Though the man -- an imam, who died in the end of October -- was admitted with a kidney failure, health officials have now concluded that he was suffering from Ebola infection and died from it, AFP reported.

"The nurse, who had been in contact with a Guinean national who died of the illness, died in turn," an official at the Pasteur Clinic, told AFP.

While the clinic has been closed down since the nurse's death on Tuesday evening, another doctor has fallen sick and has been isolated, according to Reuters.

Mali reported its first Ebola death, when a two-year-old Guinean girl tested positive for the deadly virus on her arrival at Kayes, a city in western Mali, on 23 October and died at the Dousseyni Daou Hospital the next day.

More than 100 people, who had come into direct contact with the girl during her journey from Guinea to Mali, including her sister, uncle and grandmother, were kept in isolation.

The girl's family completed quarantine period on Monday, The Associated Press reported.

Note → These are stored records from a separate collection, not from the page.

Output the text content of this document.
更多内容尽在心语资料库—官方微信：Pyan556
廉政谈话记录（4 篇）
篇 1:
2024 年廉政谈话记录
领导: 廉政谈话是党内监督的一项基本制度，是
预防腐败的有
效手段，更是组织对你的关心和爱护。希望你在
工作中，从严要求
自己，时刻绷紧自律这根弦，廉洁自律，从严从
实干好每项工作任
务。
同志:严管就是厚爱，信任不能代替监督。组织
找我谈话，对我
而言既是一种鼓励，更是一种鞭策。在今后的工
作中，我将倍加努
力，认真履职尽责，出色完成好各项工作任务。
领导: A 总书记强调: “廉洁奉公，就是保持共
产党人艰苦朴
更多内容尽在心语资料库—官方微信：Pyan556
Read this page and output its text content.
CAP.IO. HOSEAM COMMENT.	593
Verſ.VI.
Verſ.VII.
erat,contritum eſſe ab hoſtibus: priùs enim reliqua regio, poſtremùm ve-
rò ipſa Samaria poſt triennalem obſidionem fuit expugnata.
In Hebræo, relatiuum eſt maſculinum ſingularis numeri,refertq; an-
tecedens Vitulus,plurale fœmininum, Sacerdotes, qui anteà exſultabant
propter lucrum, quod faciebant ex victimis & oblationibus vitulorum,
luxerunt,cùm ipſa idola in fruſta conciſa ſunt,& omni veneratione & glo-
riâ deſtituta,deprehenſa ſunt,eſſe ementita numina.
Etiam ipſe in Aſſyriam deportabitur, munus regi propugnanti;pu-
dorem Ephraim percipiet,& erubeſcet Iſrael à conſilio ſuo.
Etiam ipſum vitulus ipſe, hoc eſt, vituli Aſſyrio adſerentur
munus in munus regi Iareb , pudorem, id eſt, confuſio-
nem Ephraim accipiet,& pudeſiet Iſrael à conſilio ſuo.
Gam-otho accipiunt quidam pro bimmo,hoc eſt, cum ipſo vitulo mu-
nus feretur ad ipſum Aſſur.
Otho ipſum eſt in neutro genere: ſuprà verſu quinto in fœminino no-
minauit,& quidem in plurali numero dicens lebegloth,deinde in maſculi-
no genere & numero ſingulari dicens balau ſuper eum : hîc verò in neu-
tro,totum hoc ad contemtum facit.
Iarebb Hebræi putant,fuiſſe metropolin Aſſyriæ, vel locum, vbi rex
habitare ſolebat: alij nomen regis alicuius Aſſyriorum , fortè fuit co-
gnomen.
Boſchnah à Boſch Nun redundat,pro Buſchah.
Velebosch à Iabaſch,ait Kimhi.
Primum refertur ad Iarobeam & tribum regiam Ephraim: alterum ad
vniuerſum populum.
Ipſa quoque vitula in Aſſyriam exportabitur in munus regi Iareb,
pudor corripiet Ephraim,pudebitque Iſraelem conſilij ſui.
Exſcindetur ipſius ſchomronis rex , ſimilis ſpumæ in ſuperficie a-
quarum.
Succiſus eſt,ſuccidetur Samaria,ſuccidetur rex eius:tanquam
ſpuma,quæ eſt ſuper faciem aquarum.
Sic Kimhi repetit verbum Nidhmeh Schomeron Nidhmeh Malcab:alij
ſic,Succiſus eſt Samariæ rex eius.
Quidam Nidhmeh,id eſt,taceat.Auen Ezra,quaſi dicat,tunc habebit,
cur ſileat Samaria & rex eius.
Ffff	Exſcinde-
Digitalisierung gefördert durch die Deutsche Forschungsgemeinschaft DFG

However, another 50 people have been isolated in Kayes and are expected to be released next week.

Ebola has infected 13,567 people and has claimed about 4,951 lives across the world.

While Senegal and Nigeria were declared Ebola-free by the World Health Organisation (WHO) in October, situation in Sierra Leone has continued to worsen after another doctor tested positive for Ebola on Tuesday.

Dr. Martin Salia, who works as a specialist surgeon at a capital of Freetown hospital, is the sixth doctor to contract Ebola in Sierra Leone, The Associated Press reported. Dr Godfrey George, who works as a medical superintendent at the Kambia Government Hospital in the Northern Province of Sierra Leone, was diagnosed with Ebola beginning of this month.